La situazione al momento non desta preoccupazione immediata per i tecnici, considerando che la richiesta giornaliera è oggi di 155 milioni di metri cubi e la disponibilità di 195 milioni di metri cubi. Di questo passo, per superare i mesi più freddi, sarà però necessario destinare tutto il gas ora inutilizzato allo stoccaggio almeno fino alla fine dell’anno, considerando che oggi i siti sono pieni al 54%.
A destare apprensione è però una nuova mossa di Mosca, che potrebbe ridurre ulteriormente gli approvvigionamenti. Già nei prossimi giorni il Ministero della Transizione ecologica potrebbe agire con misure mirate ad abbassare i consumi industriali e domestici. E il Governo potrebbe anche optare per decretare lo stato di preallarme e poi lo stato di allarme.
La Russia riduce di un terzo le forniture all’Italia rispetto alla media degli ultimi giorni. E’ quanto si evince da una nota dell’Eni. “Gazprom – scrive la compagnia italiana – ha comunicato che per la giornata di oggi fornirà a Eni volumi di gas pari a circa 21 milioni di metri cubi al giorno, rispetto a una media degli ultimi giorni pari a circa 32 milioni di metri cubi al giorno. Eni fornirà ulteriori informazioni in caso di nuove e significative variazioni dei flussi”. Dunque, già da oggi 11 luglio 2022, la Russia ha tagliato le forniture dirette all’Italia.
Il primo passo sarebbe quello di invitare le industrie, attraverso il trasportatore Snam, a limitare volontariamente i consumi, come prevedono i contratti di fornitura. In caso di attuazione del piano emergenziale, inoltre, in prima battuta spetterebbe agli operatori, come Eni, emanare misure per il risparmio delle materie energetiche e aumentare le importazioni, riducendo la domanda totale e impiegando combustibili alternativi negli impianti industriali.
In caso di urgenza, però, il Comitato emergenza gas avvertirebbe immediatamente il ministro Roberto Cingolani, che a sua volta potrebbe emanare, in autonomia, un decreto che avrebbe effetti anche sui cittadini e le imprese.
Un piano operativo sarebbe già nero su bianco, secondo quanto scrive Roberta Amoruso sul Messaggero. Nel piano case, si ipotizza di abbassare di due gradi la temperatura dei climatizzatori e del teleriscaldamento (fino a 19 gradi per i termosifoni e a 27 gradi nel caso dei condizionatori estivi). E’ prevista anche la riduzione dell’orario di accensione, visto che il grosso dei consumi residenziali deriva proprio dal capitolo riscaldamento. E si ipotizza il coprifuoco la sera per l’illuminazione.

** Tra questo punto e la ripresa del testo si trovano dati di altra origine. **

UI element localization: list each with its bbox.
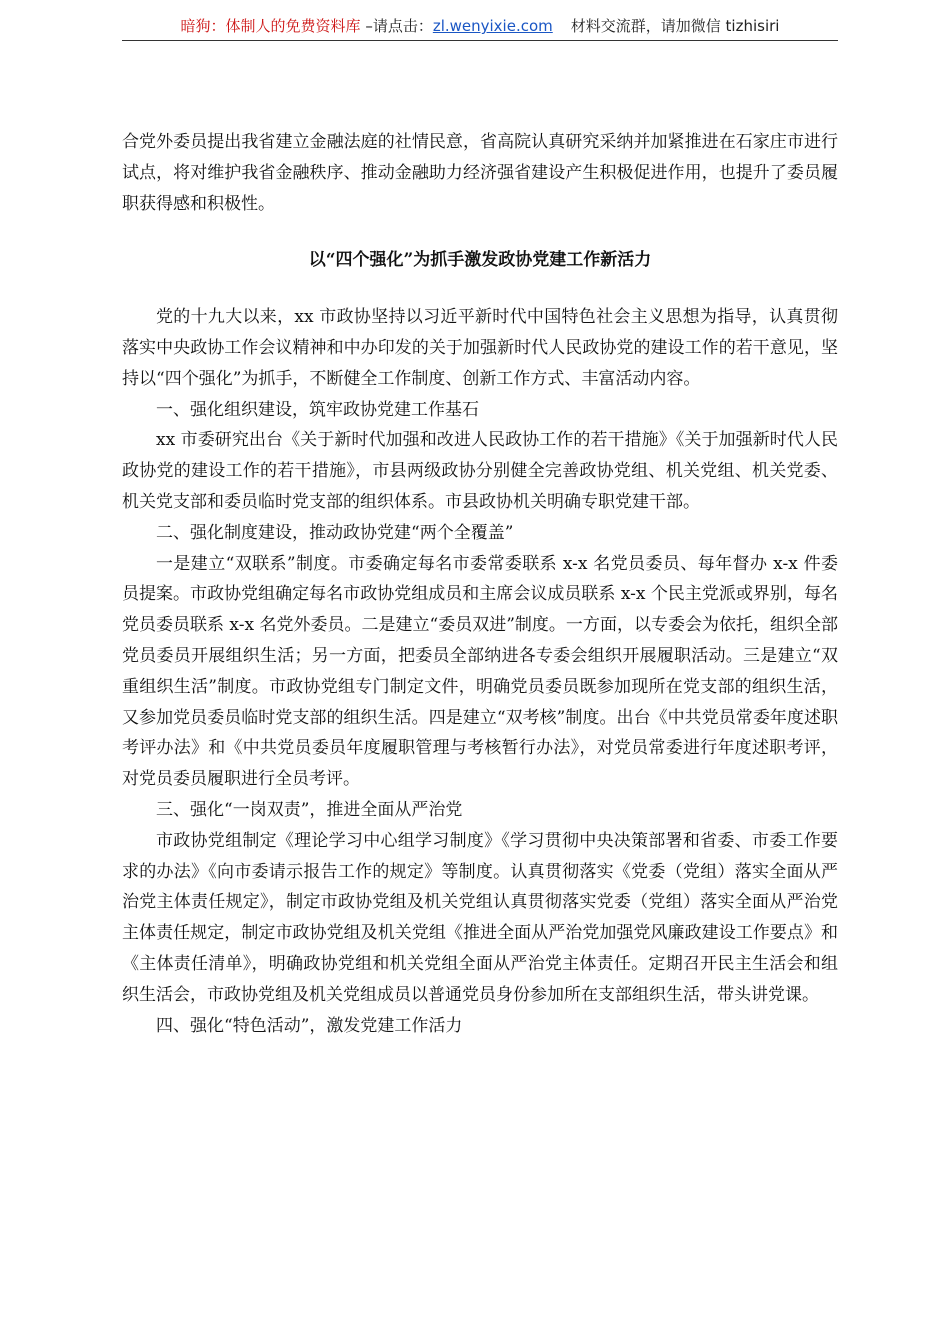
page-header	[122, 12, 838, 40]
section-1-heading: 一、强化组织建设，筑牢政协党建工作基石	[156, 399, 479, 420]
section-2-body: 一是建立“双联系”制度。市委确定每名市委常委联系 x-x 名党员委员、每年督办 x-x 件委员提案。市政协党组确定每名市政协党组成员和主席会议成员联系 x-x 个民主党派或界别，每名党员委员联系 x-x 名党外委员。二是建立“委员双进”制度。一方面，以专委会为依托，组织全部党员委员开展组织生活；另一方面，把委员全部纳进各专委会组织开展履职活动。三是建立“双重组织生活”制度。市政协党组专门制定文件，明确党员委员既参加现所在党支部的组织生活，又参加党员委员临时党支部的组织生活。四是建立“双考核”制度。出台《中共党员常委年度述职考评办法》和《中共党员委员年度履职管理与考核暂行办法》，对党员常委进行年度述职考评，对党员委员履职进行全员考评。	[122, 553, 838, 790]
intro-paragraph: 合党外委员提出我省建立金融法庭的社情民意，省高院认真研究采纳并加紧推进在石家庄市进行试点，将对维护我省金融秩序、推动金融助力经济强省建设产生积极促进作用，也提升了委员履职获得感和积极性。	[122, 132, 838, 214]
document-title: 以“四个强化”为抓手激发政协党建工作新活力	[308, 250, 652, 271]
section-1-body: xx 市委研究出台《关于新时代加强和改进人民政协工作的若干措施》《关于加强新时代人民政协党的建设工作的若干措施》，市县两级政协分别健全完善政协党组、机关党组、机关党委、机关党支部和委员临时党支部的组织体系。市县政协机关明确专职党建干部。	[122, 430, 838, 512]
section-2-heading: 二、强化制度建设，推动政协党建“两个全覆盖”	[156, 522, 514, 543]
header-brand: 暗狗：体制人的免费资料库	[180, 17, 361, 35]
header-prompt: –请点击：	[360, 17, 433, 35]
header-wechat: 材料交流群，请加微信 tizhisiri	[570, 17, 780, 35]
lead-paragraph: 党的十九大以来，xx 市政协坚持以习近平新时代中国特色社会主义思想为指导，认真贯彻落实中央政协工作会议精神和中办印发的关于加强新时代人民政协党的建设工作的若干意见，坚持以“四个强化”为抓手，不断健全工作制度、创新工作方式、丰富活动内容。	[122, 307, 838, 389]
header-link[interactable]: zl.wenyixie.com	[432, 17, 553, 35]
section-3-heading: 三、强化“一岗双责”，推进全面从严治党	[156, 799, 463, 820]
document-body	[122, 127, 838, 1041]
header-divider	[122, 40, 838, 41]
section-3-body: 市政协党组制定《理论学习中心组学习制度》《学习贯彻中央决策部署和省委、市委工作要求的办法》《向市委请示报告工作的规定》等制度。认真贯彻落实《党委（党组）落实全面从严治党主体责任规定》，制定市政协党组及机关党组认真贯彻落实党委（党组）落实全面从严治党主体责任规定，制定市政协党组及机关党组《推进全面从严治党加强党风廉政建设工作要点》和《主体责任清单》，明确政协党组和机关党组全面从严治党主体责任。定期召开民主生活会和组织生活会，市政协党组及机关党组成员以普通党员身份参加所在支部组织生活，带头讲党课。	[122, 830, 838, 1005]
section-4-heading: 四、强化“特色活动”，激发党建工作活力	[156, 1015, 463, 1036]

Poi c’è il piano città, alle quali è richiesto di ridurre l’illuminazione pubblica fino al 40%. Il che vuol dire accendere un lampione su due di notte. Ma in casi estremi anche gli uffici pubblici potrebbero chiudere in anticipo, alle 17,30. A loro volta, i negozi potrebbero dover anticipare la chiusura alle 19. Infine, anche i locali potrebbero andare incontro al coprifuoco alle 23.
In caso di stop totale del gas dalla Russia, infatti, non basterebbe nemmeno il riempimento totale degli stoccaggi né il gas liquefatto in arrivo in più dagli Usa e il massimo utilizzo dei gasdotti Tap (che fa arrivare il gas dall’Azerbaijan) e Transmed (che trasporta il metano dall’Algeria). Anche tenendo conto che i nuovi rigassificatori saranno operativi solo dal 2023.